Le coin du polar.

 

Une (re)lecture réjouissante.

Tous et toutes les amateur(e)s de polar connaissent Dashiell Hammett (1894 – 1961), les autres ont sûrement vus « Le faucon maltais », de John Huston, dans lequel Humphrey Bogart donne un visage – en forme de « v », c’est de cette façon que le décrit allusivement Hammett – à Sam Spade, un nom étrange pour un détective privé qui ne l’est pas moins. Dashiell – ce nom lui vient de sa mère et de ses ancêtres français, son premier prénom fut… Sam – a une place de premier plan dans la littérature américaine et mondiale. Il a créé un genre, dans les années 1920-30, le polar « hard-boiled », « dur à cuire » pour des intrigues qui refusent toute solution provenant de la seule logique. Refus d’un roman policier type Agatha Christie et de son détective belge, Hercule Poirot qui pense pouvoir résoudre tous les meurtres « en chambre » armé de « ses petites cellules grises ». La littérature descend dans la rue, elle se heurte à toutes les réalités des forces sociales en présence, des intérêts politiques, économiques et au pouvoir.

Un littérature qui part de la corruption qui touche d’abord les forces de police et qui s’appuie sur la nouvelle réalité ambiante, celle de la grande ville à commencer par Chicago. Le polar et la sociologie ont toujours fait bon ménage. Il est notable que l’Ecole de Chicago – une branche nouvelle de la sociologie dans ces années 1920 influencée par la méthode journalistique – est contemporaine de la naissance de ce type de littérature. La corruption, les gangs, le trafic d’alcool puis de drogue y est posée comme moyen de s’intégrer dans une société qui refuse tous les émigrants qui ne répondent aux critères du « WASP », Blanc, anglo saxon, protestant.

Le polar, le roman noir traite aussi des grands thèmes de la littérature, le pouvoir, la manipulation, la communication, l’amour, l’amitié… tout en maniant la référence à la chevalerie, le culte de l’amitié, une certaine dose de respect des valeurs dans un monde qui n’en connaît aucune. Sam Spade en fera une règle qui le conduira à faire arrêter celle qu’il aime…

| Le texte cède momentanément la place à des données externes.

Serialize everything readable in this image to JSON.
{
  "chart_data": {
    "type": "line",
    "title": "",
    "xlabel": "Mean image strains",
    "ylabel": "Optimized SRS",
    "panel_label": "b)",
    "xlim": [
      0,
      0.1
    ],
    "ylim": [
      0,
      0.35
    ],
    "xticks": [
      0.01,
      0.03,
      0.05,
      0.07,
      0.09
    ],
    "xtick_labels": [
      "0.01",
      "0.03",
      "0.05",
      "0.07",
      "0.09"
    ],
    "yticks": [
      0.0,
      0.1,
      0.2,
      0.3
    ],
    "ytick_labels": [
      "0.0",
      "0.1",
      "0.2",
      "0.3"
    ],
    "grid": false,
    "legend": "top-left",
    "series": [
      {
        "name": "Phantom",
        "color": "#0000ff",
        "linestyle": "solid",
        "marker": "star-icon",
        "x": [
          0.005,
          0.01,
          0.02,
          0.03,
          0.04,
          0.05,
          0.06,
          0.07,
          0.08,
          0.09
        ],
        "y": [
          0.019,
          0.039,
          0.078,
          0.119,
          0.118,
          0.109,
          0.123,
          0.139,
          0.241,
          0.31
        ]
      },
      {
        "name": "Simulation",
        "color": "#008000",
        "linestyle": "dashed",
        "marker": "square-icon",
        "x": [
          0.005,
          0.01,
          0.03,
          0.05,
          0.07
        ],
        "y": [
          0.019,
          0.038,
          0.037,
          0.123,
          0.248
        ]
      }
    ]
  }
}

Dans « La clé de verre » qui vient d’être édité en Folio/policier, Ned Beaumont est une sorte de préfiguration de Sam Spade. Il a un code de l’honneur et n’en déroge pas. Dashiell fera usage aussi de ce code, lui l’ancien détective de chez Pinkerton – agence spécialisée dans la répression contre les grévistes -, en refusant, au moment du maccarthysme – dans cette fin des années quarante, milieu des années cinquante aux États-Unis, dite période de « chasse aux sorcières » – de dénoncer des membres du parti Communiste Américain.

Dans ce roman, la Ville – anonyme mais comment ne pas penser à Chicago ? – est aux mains d’un politicien local Paul Madvig qui sera accusé d’un meurtre qu’il n’a pas commis. Et « les chiens sont lâchés », tous ceux qui lui sont redevables le laissent tomber les uns après les autres… C’est un thème éternel.

Cette nouvelle traduction de Nathalie Beunat et Pierre Bondil – dont nous avons déjà parlé à propos de l’intégrale des romans de Hammett publiés dans la collection Quarto/Gallimard – rend à Hammett son style fluide dénué de toute vulgarité ou grossièreté. L’impression de lire la même histoire que celle traduite dans la Série Noire de Marcel Duhamel tout en comprenant mieux le déroulement de cette aventure. Marcel Duhamel tenait compte du contexte de l’après seconde guerre mondiale, de la vogue de ces romans pastiches signés Peter Cheney – un Britannique – pour adapter les polars qu’il traduisait ou faisait traduire. Dashiell a subi un traitement chimique qui ne rendait pas justice à son style qui se situe dans la lignée d’un Scott Fitzgerald ou d’Ernest Hemingway ou, mieux encore Dos Passos.

Là c’est une « inquiétante familiarité », une découverte superbe. Et je ne me lasse pas de lire et relire Hammett. Sans conteste un grand écrivain du 20e siècle.

Nicolas Béniès.

« La clé de verre », Dashiell Hammett, Folio/policier.